In Kostival’s debut novel, a man deals with the fact that his body is turning to bone.
Morris Proot was diagnosed at 29 with fibrodysplasia ossificans progressiva, a very rare but real and horrible condition in which the body’s bone-repair mechanism goes haywire. Any injury, however minor, encourages inappropriate, superfluous bone growth; eventually, sufferers’ bodies lock up. Ten years on, Morris is cobbling together a life for himself near Portland, Maine, as a school bus driver. He lives alone in an apartment with lots of books and scant furniture. He’s no friend of humanity at large; in fact, he’s understandably resentful and cynical. But he’s also friends with a crusty old man named Cap and in love with a woman named Joan.

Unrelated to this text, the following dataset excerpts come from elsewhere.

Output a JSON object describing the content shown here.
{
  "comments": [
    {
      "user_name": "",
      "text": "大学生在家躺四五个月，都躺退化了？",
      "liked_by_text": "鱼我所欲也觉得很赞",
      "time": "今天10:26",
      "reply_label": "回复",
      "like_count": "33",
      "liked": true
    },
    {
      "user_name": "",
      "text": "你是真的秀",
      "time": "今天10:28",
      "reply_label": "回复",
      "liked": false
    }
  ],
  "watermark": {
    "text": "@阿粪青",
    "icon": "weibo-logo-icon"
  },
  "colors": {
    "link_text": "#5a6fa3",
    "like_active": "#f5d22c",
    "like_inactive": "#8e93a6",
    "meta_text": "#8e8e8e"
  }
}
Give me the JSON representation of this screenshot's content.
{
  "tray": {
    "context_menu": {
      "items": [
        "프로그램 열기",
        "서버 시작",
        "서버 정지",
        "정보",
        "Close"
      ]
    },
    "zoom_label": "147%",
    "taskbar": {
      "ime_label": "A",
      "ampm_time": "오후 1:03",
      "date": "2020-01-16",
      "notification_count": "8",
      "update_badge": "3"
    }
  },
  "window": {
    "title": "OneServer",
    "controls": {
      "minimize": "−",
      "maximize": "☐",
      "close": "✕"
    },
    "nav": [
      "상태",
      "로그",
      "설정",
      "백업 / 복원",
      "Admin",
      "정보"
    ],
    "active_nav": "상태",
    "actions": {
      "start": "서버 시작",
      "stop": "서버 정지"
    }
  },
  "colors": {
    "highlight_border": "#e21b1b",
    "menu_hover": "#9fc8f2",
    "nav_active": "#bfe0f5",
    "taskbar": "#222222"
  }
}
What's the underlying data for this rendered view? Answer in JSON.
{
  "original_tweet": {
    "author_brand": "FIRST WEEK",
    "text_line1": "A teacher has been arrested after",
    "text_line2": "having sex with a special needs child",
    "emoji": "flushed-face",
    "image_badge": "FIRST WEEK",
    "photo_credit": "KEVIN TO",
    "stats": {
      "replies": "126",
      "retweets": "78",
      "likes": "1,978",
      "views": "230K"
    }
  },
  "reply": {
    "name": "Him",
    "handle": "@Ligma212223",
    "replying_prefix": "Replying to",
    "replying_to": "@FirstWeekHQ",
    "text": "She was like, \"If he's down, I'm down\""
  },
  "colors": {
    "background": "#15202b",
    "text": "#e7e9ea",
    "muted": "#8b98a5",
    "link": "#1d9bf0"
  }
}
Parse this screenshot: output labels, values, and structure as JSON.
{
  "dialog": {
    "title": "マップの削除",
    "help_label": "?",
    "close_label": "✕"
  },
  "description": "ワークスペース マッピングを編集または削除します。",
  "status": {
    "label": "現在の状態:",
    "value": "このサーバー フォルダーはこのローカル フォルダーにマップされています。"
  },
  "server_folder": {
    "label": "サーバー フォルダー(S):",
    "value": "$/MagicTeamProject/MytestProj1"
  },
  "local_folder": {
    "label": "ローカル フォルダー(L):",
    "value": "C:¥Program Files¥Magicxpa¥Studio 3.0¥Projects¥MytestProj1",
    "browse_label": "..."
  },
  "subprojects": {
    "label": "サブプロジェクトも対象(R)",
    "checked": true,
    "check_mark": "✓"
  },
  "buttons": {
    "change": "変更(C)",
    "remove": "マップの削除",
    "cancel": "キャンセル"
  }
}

After Cap dies and Joan moves away, Morris begins to write long letters to a doctor at the University of Pennsylvania who’s the world’s leading expert on FOP. These letters, in fact, make up half of the novel, and Morris becomes frustrated that the doctor doesn’t answer them. Morris is relegated to a job as a crossing guard after fighting with a parent and unsuccessfully attempts suicide. Finally, he heads to Philadelphia to confront the doctor, and readers discover the truth about the letters. Kostival is a very strong writer, and Morris is a tour de force of a character—he’s bitter, yes, and spends most of his time railing against the human condition in general and his own condition in particular, as seen in his letters to the doctor. But he’s also shown to be capable of loving those who are lovable, and he’s immensely intelligent and well-read. One may open the book anywhere and encounter a striking line, such as “Proot’s revanchist anger was met blow-for-blow by [bus passenger] Fetal Hitler’s irredentist rage.”
A very impressive debut with a well-developed protagonist.